Jack Kukoda

Show me

your goats.

Travel Day

Filed under: Miscellaneous — By Jack at 2:53 pm on Friday, December 30, 2005


I’m heading back to New York today and won’t be near a computer. Enjoy this picture of an airplane till I see you again.

Careful! Spoilers ahead

Filed under: News, Blatant Lies — By Jack at 4:12 pm on Thursday, December 29, 2005

Wow, huge news! Family friend Ron Howard-yes, that Ron Howard!-just asked me to watch a preview screening of The Da Vinci Code! And I did.

Now, he specifically asked me not to tell anyone about it or give away any details, but he’s bald so nobody listens to him anyway. So I’m going to give you the scoop on this thriller, including some plot twists and surprises. But for those of you who would rather not hear some secrets, I’ll let you know when there are spoilers ahead with one of these:
SPOILER ALERT!

So here goes: If you’ve read the book, then you’ll know that it starts out when Tom Hanks’ character, Robert Langdon, a world-renowned-symbologist, is awakened in the middle of the night to go to the Louvre to help solve a crime. So he goes to the Louvre, where he meets mysterious Paris detective Bezu Fache.

SPOILER ALERT!
We’re all going to die someday. So will all your pets and friends.
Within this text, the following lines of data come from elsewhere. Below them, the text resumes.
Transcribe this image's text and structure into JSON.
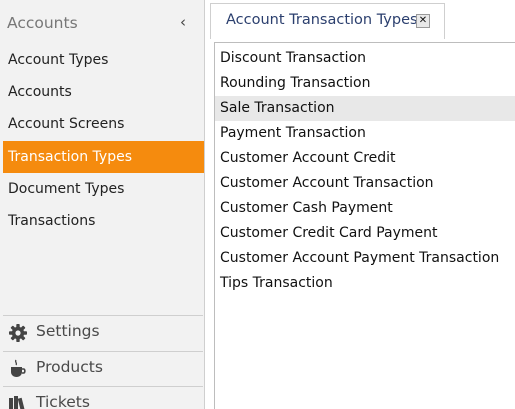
{
  "sidebar": {
    "title": "Accounts",
    "collapse_glyph": "‹",
    "items": [
      {
        "label": "Account Types",
        "active": false
      },
      {
        "label": "Accounts",
        "active": false
      },
      {
        "label": "Account Screens",
        "active": false
      },
      {
        "label": "Transaction Types",
        "active": true
      },
      {
        "label": "Document Types",
        "active": false
      },
      {
        "label": "Transactions",
        "active": false
      }
    ],
    "sections": [
      {
        "label": "Settings",
        "icon": "gear-icon"
      },
      {
        "label": "Products",
        "icon": "coffee-cup-icon"
      },
      {
        "label": "Tickets",
        "icon": "books-icon"
      }
    ]
  },
  "tab": {
    "label": "Account Transaction Types",
    "close_glyph": "✕"
  },
  "list": {
    "items": [
      "Discount Transaction",
      "Rounding Transaction",
      "Sale Transaction",
      "Payment Transaction",
      "Customer Account Credit",
      "Customer Account Transaction",
      "Customer Cash Payment",
      "Customer Credit Card Payment",
      "Customer Account Payment Transaction",
      "Tips Transaction"
    ],
    "highlighted_index": 2
  },
  "colors": {
    "accent": "#f58b0e",
    "tab_text": "#2b3f6e",
    "sidebar_bg": "#f2f2f2",
    "highlight_bg": "#e8e8e8"
  }
}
Langdon then teams up with the beautiful Sophie Neveu, played by the whimsically delightful Audrey Tatou. But Sophie might not be exactly who she says she is…

SPOILER ALERT!
My friend Kevin Henley is not circumcised.

Langdon and Neveu race around Paris all the while trying to avoid a mysterious albino monk. What are they both after? Why, it’s a secret that could rock the Catholic Church, as well as Western Civilization, to its very core. Things get even more complicated when the three of them converge at the house of Sir Leigh Teabing.

SPOILER ALERT!
Foods that are labeled “fat free” are not necessarily healthy!

The movie then turns into a race against time as Langdon, Neveu, Teabing, the albino, and some other people I think,(it was a long movie and I get distracted easily) end up in a castle in London or Paris,(see above parentheses) where Langdon and Neveu learn the truth about the Church, and themselves.

Phew! I got exhausted just watching The Da Vinci Code and I’m sure you will be, too. Thanks, Uncle Ron. Hope I didn’t give too much away. And I’ll see you, readers, at the cineplex!

SPOILER ALERT!
This movie will be horrible.

Da Vinci Code Trailer Here

Jack Kukoda Will Teach You To Drink A Pina Colada!

Filed under: Miscellaneous — By Jack at 1:39 pm on Thursday, December 29, 2005

If there’s one question I get all the time-and I get a lot of questions-it’s this: What is the proper way to drink a blended, rum-based, Caribbean drink? You would be surprised how many people are unsure of how to do this properly. That’s where I come in. I come in and teach you how to drink a pina colada, just like the title of this post foreshadowed.


Avert your eyes in real life!

Step 1: Never look directly at a pina colada. It’s okay, you can look directly at this one. It’s just a photo. Had it been a real colada, well, I don’t know what might have happened. Nor do I want to.

Step 2: Sip that colada, still not looking at it. See how I do? Pretty cool, right? Not only are my eyes shielded from the blinding powers of the colada, but I can also scan the happy hour buffet so I’ll know the exact moment they replace those barbecued shrimp.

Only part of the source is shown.